Almost a full year ago OMB Watch filed a request, under the Freedom of Information Act, to the Department of Homeland Security (DHS) for information on their Critical Infrastructure Information (CII) program. The request sought an accounting of how the program was used thus far including the number of submissions, rejections, and communications, as well as program procedures for handling information. Unfortunately, DHS was not very prompt with answers. In fact, it took a summons filed in the DC Circuit Court to get even a few pieces of basic information about the CII program.

According to documents obtained by OMB Watch, the CII program has received 29 submissions of information for which the submitters requested protections under the CII provisions. DHS approved 22 of those submissions for protection and rejected the other seven submissions as not meeting the program’s requirements. To qualify, the information must address a vulnerability of some critical infrastructure, it must be voluntarily submitted, and it must not exist customarily in the public domain. DHS implies that the seven submissions “deemed non-CII or non protected CII” have been destroyed per agency policy.
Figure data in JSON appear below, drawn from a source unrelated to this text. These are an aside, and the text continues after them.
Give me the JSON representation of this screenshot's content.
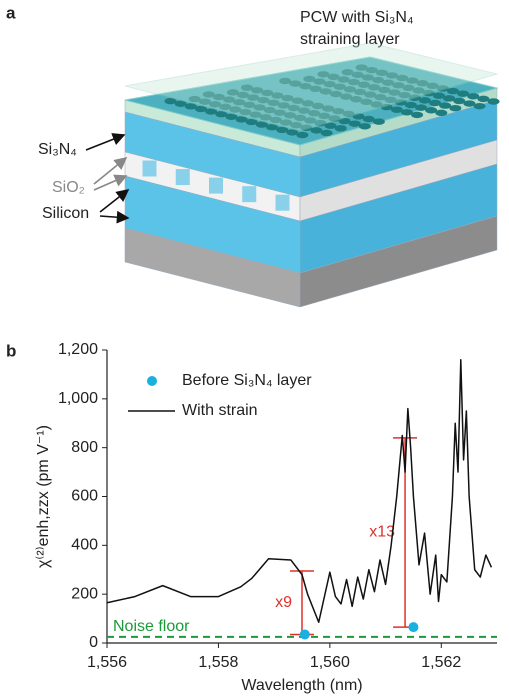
{
  "panel_a": {
    "label": "a",
    "title": [
      "PCW with Si₃N₄",
      "straining layer"
    ],
    "layer_labels": [
      "Si₃N₄",
      "SiO₂",
      "Silicon"
    ]
  },
  "chart_data": {
    "type": "line",
    "panel_label": "b",
    "xlabel": "Wavelength (nm)",
    "ylabel": "χ⁽²⁾enh,zzx (pm V⁻¹)",
    "xlim": [
      1556,
      1563
    ],
    "xticks": [
      {
        "value": 1556,
        "label": "1,556"
      },
      {
        "value": 1558,
        "label": "1,558"
      },
      {
        "value": 1560,
        "label": "1,560"
      },
      {
        "value": 1562,
        "label": "1,562"
      }
    ],
    "ylim": [
      0,
      1200
    ],
    "yticks": [
      0,
      200,
      400,
      600,
      800,
      {
        "value": 1000,
        "label": "1,000"
      },
      {
        "value": 1200,
        "label": "1,200"
      }
    ],
    "series": [
      {
        "name": "Before Si₃N₄ layer",
        "type": "scatter",
        "color": "#1ab0e0",
        "x": [
          1559.55,
          1561.5
        ],
        "values": [
          35,
          65
        ]
      },
      {
        "name": "With strain",
        "type": "line",
        "color": "#111111",
        "x": [
          1556,
          1556.5,
          1557,
          1557.5,
          1558,
          1558.4,
          1558.6,
          1558.9,
          1559.3,
          1559.5,
          1559.6,
          1559.8,
          1560.0,
          1560.1,
          1560.2,
          1560.3,
          1560.4,
          1560.5,
          1560.6,
          1560.7,
          1560.8,
          1560.9,
          1561.0,
          1561.1,
          1561.2,
          1561.3,
          1561.35,
          1561.4,
          1561.45,
          1561.5,
          1561.6,
          1561.7,
          1561.8,
          1561.9,
          1561.95,
          1562.0,
          1562.1,
          1562.2,
          1562.25,
          1562.3,
          1562.35,
          1562.4,
          1562.45,
          1562.5,
          1562.6,
          1562.7,
          1562.8,
          1562.9
        ],
        "values": [
          165,
          190,
          235,
          190,
          190,
          230,
          265,
          345,
          340,
          280,
          200,
          85,
          290,
          190,
          160,
          260,
          150,
          270,
          180,
          300,
          210,
          340,
          240,
          400,
          600,
          850,
          700,
          960,
          800,
          600,
          320,
          450,
          200,
          360,
          170,
          280,
          250,
          600,
          900,
          700,
          1160,
          750,
          950,
          600,
          300,
          270,
          360,
          310
        ]
      }
    ],
    "reference_lines": [
      {
        "label": "Noise floor",
        "value": 25,
        "color": "#1a9a3a"
      }
    ],
    "annotations": [
      {
        "label": "x9",
        "x": 1559.5,
        "y_low": 35,
        "y_high": 295,
        "color": "#e0302a"
      },
      {
        "label": "x13",
        "x": 1561.35,
        "y_low": 65,
        "y_high": 840,
        "color": "#e0302a"
      }
    ],
    "legend": "upper left"
  }
}
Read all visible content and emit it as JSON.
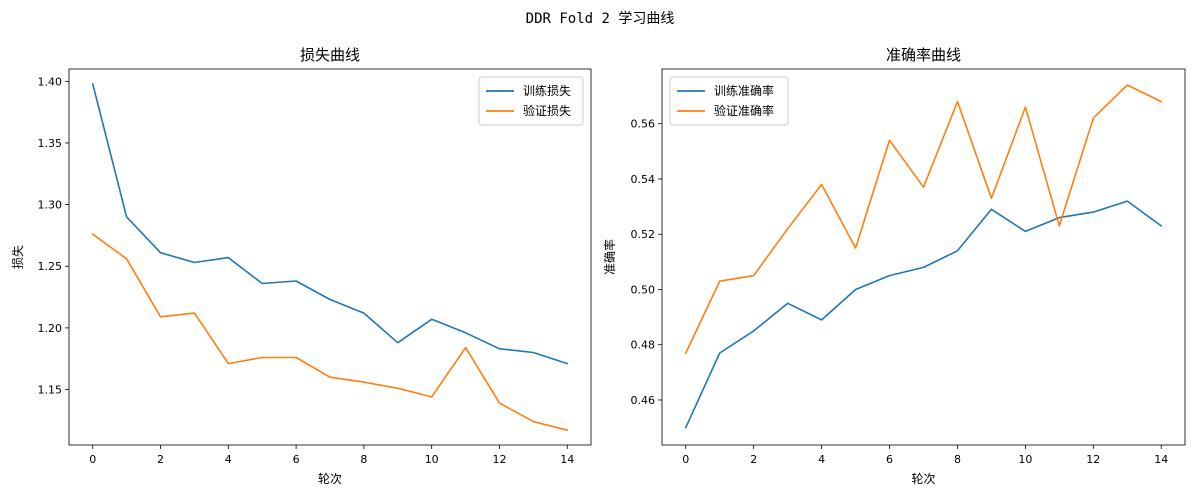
{
  "figure": {
    "suptitle": "DDR Fold 2 学习曲线"
  },
  "chart_data": [
    {
      "type": "line",
      "title": "损失曲线",
      "xlabel": "轮次",
      "ylabel": "损失",
      "x": [
        0,
        1,
        2,
        3,
        4,
        5,
        6,
        7,
        8,
        9,
        10,
        11,
        12,
        13,
        14
      ],
      "xticks": [
        0,
        2,
        4,
        6,
        8,
        10,
        12,
        14
      ],
      "yticks": [
        1.15,
        1.2,
        1.25,
        1.3,
        1.35,
        1.4
      ],
      "xlim": [
        -0.7,
        14.7
      ],
      "ylim": [
        1.105,
        1.41
      ],
      "ytick_decimals": 2,
      "legend_position": "top-right",
      "series": [
        {
          "name": "训练损失",
          "color": "#1f77b4",
          "values": [
            1.398,
            1.29,
            1.261,
            1.253,
            1.257,
            1.236,
            1.238,
            1.223,
            1.212,
            1.188,
            1.207,
            1.196,
            1.183,
            1.18,
            1.171
          ]
        },
        {
          "name": "验证损失",
          "color": "#ff7f0e",
          "values": [
            1.276,
            1.256,
            1.209,
            1.212,
            1.171,
            1.176,
            1.176,
            1.16,
            1.156,
            1.151,
            1.144,
            1.184,
            1.139,
            1.124,
            1.117
          ]
        }
      ]
    },
    {
      "type": "line",
      "title": "准确率曲线",
      "xlabel": "轮次",
      "ylabel": "准确率",
      "x": [
        0,
        1,
        2,
        3,
        4,
        5,
        6,
        7,
        8,
        9,
        10,
        11,
        12,
        13,
        14
      ],
      "xticks": [
        0,
        2,
        4,
        6,
        8,
        10,
        12,
        14
      ],
      "yticks": [
        0.46,
        0.48,
        0.5,
        0.52,
        0.54,
        0.56
      ],
      "xlim": [
        -0.7,
        14.7
      ],
      "ylim": [
        0.4437,
        0.5798
      ],
      "ytick_decimals": 2,
      "legend_position": "top-left",
      "series": [
        {
          "name": "训练准确率",
          "color": "#1f77b4",
          "values": [
            0.45,
            0.477,
            0.485,
            0.495,
            0.489,
            0.5,
            0.505,
            0.508,
            0.514,
            0.529,
            0.521,
            0.526,
            0.528,
            0.532,
            0.523
          ]
        },
        {
          "name": "验证准确率",
          "color": "#ff7f0e",
          "values": [
            0.477,
            0.503,
            0.505,
            0.522,
            0.538,
            0.515,
            0.554,
            0.537,
            0.568,
            0.533,
            0.566,
            0.523,
            0.562,
            0.574,
            0.568
          ]
        }
      ]
    }
  ]
}
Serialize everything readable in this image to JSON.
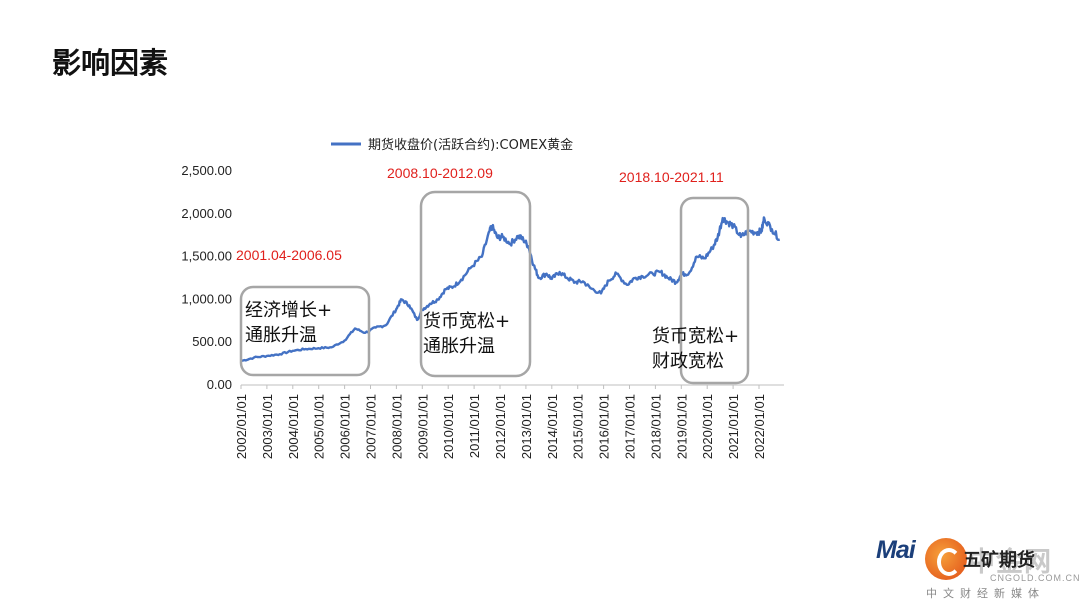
{
  "slide": {
    "title": "影响因素"
  },
  "chart_data": {
    "type": "line",
    "legend": "期货收盘价(活跃合约):COMEX黄金",
    "series_color": "#4472c4",
    "y_ticks": [
      "2,500.00",
      "2,000.00",
      "1,500.00",
      "1,000.00",
      "500.00",
      "0.00"
    ],
    "ylim": [
      0,
      2500
    ],
    "x_ticks": [
      "2002/01/01",
      "2003/01/01",
      "2004/01/01",
      "2005/01/01",
      "2006/01/01",
      "2007/01/01",
      "2008/01/01",
      "2009/01/01",
      "2010/01/01",
      "2011/01/01",
      "2012/01/01",
      "2013/01/01",
      "2014/01/01",
      "2015/01/01",
      "2016/01/01",
      "2017/01/01",
      "2018/01/01",
      "2019/01/01",
      "2020/01/01",
      "2021/01/01",
      "2022/01/01"
    ],
    "x": [
      2002.0,
      2002.5,
      2003.0,
      2003.5,
      2004.0,
      2004.5,
      2005.0,
      2005.5,
      2006.0,
      2006.4,
      2006.8,
      2007.2,
      2007.6,
      2008.0,
      2008.2,
      2008.5,
      2008.8,
      2009.0,
      2009.3,
      2009.6,
      2009.9,
      2010.2,
      2010.5,
      2010.9,
      2011.3,
      2011.6,
      2011.7,
      2011.9,
      2012.1,
      2012.4,
      2012.7,
      2012.9,
      2013.1,
      2013.3,
      2013.5,
      2013.8,
      2014.0,
      2014.3,
      2014.6,
      2014.9,
      2015.2,
      2015.5,
      2015.9,
      2016.2,
      2016.5,
      2016.9,
      2017.2,
      2017.5,
      2017.9,
      2018.2,
      2018.5,
      2018.8,
      2019.0,
      2019.3,
      2019.6,
      2019.9,
      2020.2,
      2020.4,
      2020.6,
      2020.8,
      2021.0,
      2021.3,
      2021.6,
      2021.9,
      2022.1,
      2022.2,
      2022.5,
      2022.8
    ],
    "y": [
      280,
      320,
      340,
      360,
      400,
      420,
      430,
      440,
      520,
      660,
      610,
      670,
      700,
      890,
      1000,
      930,
      760,
      880,
      950,
      1000,
      1120,
      1150,
      1230,
      1380,
      1500,
      1800,
      1850,
      1720,
      1730,
      1650,
      1740,
      1700,
      1620,
      1400,
      1250,
      1300,
      1240,
      1320,
      1250,
      1200,
      1210,
      1130,
      1070,
      1220,
      1300,
      1170,
      1250,
      1270,
      1300,
      1320,
      1250,
      1200,
      1290,
      1310,
      1500,
      1480,
      1600,
      1720,
      1950,
      1900,
      1860,
      1730,
      1800,
      1780,
      1800,
      1950,
      1820,
      1700
    ],
    "periods": [
      {
        "label": "2001.04-2006.05",
        "note_lines": [
          "经济增长+",
          "通胀升温"
        ]
      },
      {
        "label": "2008.10-2012.09",
        "note_lines": [
          "货币宽松+",
          "通胀升温"
        ]
      },
      {
        "label": "2018.10-2021.11",
        "note_lines": [
          "货币宽松+",
          "财政宽松"
        ]
      }
    ]
  },
  "watermark": {
    "mai": "Mai",
    "brand_cn": "中金网",
    "brand_cn_dark": "五矿期货",
    "url": "CNGOLD.COM.CN",
    "subtitle": "中文财经新媒体"
  }
}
Most of the submissions appear to be brief, measuring only a few pages in length, however, at least one submission contained over 300 pages of material. Additionally, it should be noted that the length of the documents reveals nothing about the importance of the information contained within those pages. Even the shortest documents may contain vital information about a vulnerability that threatens a community’s safety, information that now sits in a locked drawer while nothing is done to fix the vulnerability or ensure the community’s safety.

DHS also treated numerous communications between the agency and submitters concerning their CII submissions as protected under the same provisions. This appears to be an extension of the program’s protections from what the agency outlined in its final CII rule.